Much is made of the fact that the interim budget provided only R500 crore. It was, as I had said, an estimate and the money was provided as “an earnest of the UPA government’s commitment.” Mr Arun Jaitley reaffirmed the commitment in his Budget Speech on 10 July 2014. And, pray, how much did he provide? He said, “we propose to set aside a further sum of R1,000 crore to meet this year’s requirement”!
So, why is the government adding ifs and buts? Why is the government adding unacceptable riders or conditions that will dilute the “commitment” of two successive governments?
Reject the objections
The sticking points are entirely due to bureaucratic back-pedalling and the inability of the government to overrule the objections. The promise must prevail over the objections, even if some of them appear valid. The promise was to implement OROP from 1 April, 2014, and not 1 July, 2014. The promise was same pension to personnel retiring in the same rank with the same length of service, and not grant of same pension by looking into the cause of retirement. The promise was that future enhancements in the rate of pension will be automatically passed on to the past pensioners, and not that the adjustment will be made every five years.

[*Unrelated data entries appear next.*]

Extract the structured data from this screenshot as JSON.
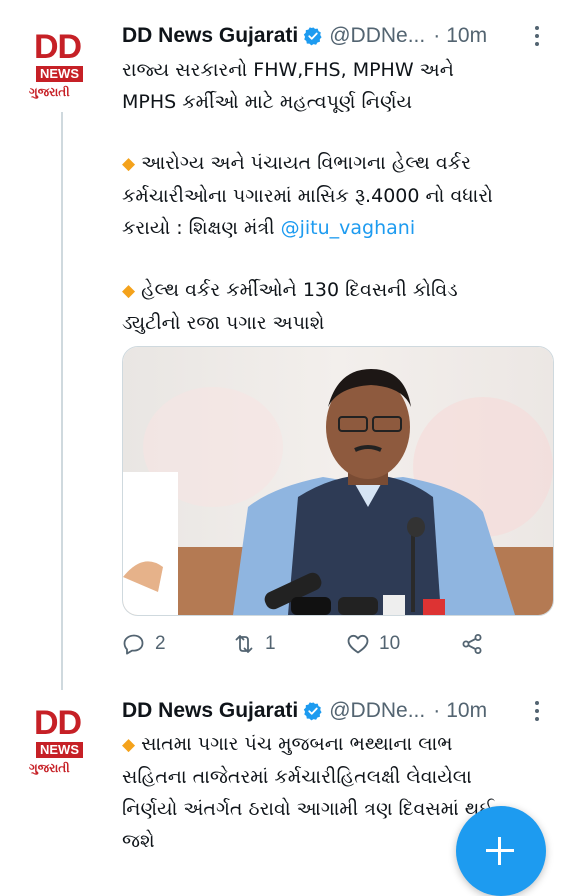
{
  "tweets": [
    {
      "author_name": "DD News Gujarati",
      "handle": "@DDNe...",
      "separator": "·",
      "time": "10m",
      "logo": {
        "top": "DD",
        "badge": "NEWS",
        "sub": "ગુજરાતી"
      },
      "lines": [
        "રાજ્ય સરકારનો FHW,FHS, MPHW અને",
        "MPHS કર્મીઓ માટે મહત્વપૂર્ણ નિર્ણય"
      ],
      "bullet1": {
        "marker": "◆",
        "lines": [
          "આરોગ્ય અને પંચાયત વિભાગના હેલ્થ વર્કર",
          "કર્મચારીઓના પગારમાં માસિક રૂ.4000 નો વધારો"
        ],
        "last_line_prefix": "કરાયો : શિક્ષણ મંત્રી ",
        "mention": "@jitu_vaghani"
      },
      "bullet2": {
        "marker": "◆",
        "lines": [
          "હેલ્થ વર્કર કર્મીઓને 130 દિવસની  કોવિડ",
          "ડ્યુટીનો રજા પગાર અપાશે"
        ]
      },
      "image": {
        "subject": "minister-at-press-conference"
      },
      "actions": {
        "reply_count": "2",
        "retweet_count": "1",
        "like_count": "10"
      }
    },
    {
      "author_name": "DD News Gujarati",
      "handle": "@DDNe...",
      "separator": "·",
      "time": "10m",
      "logo": {
        "top": "DD",
        "badge": "NEWS",
        "sub": "ગુજરાતી"
      },
      "bullet": {
        "marker": "◆",
        "first_line": "સાતમા પગાર પંચ મુજબના ભથ્થાના લાભ",
        "lines": [
          "સહિતના તાજેતરમાં કર્મચારીહિતલક્ષી લેવાયેલા",
          "નિર્ણયો અંતર્ગત ઠરાવો આગામી ત્રણ દિવસમાં થઈ",
          "જશે"
        ]
      }
    }
  ],
  "fab": {
    "icon": "plus-icon"
  },
  "colors": {
    "accent": "#1d9bf0",
    "brand_red": "#c62026",
    "bullet_orange": "#f4a21b",
    "muted_text": "#536471"
  }
}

OROP is indeed a defined benefit pension and different from the National Pension System (NPS) which is a contributory pension scheme. A person who has a short working life in the Armed Services cannot contribute enough during that period to earn an honourable pension. Hence OROP.
Whatever it takes to implement OROP, the resources must be found. In 2010-11, the RBI transferred to government a surplus of R15,009 crore. Who thought RBI would transfer R65,896 crore in 2015-16? If there is will, a way can be found.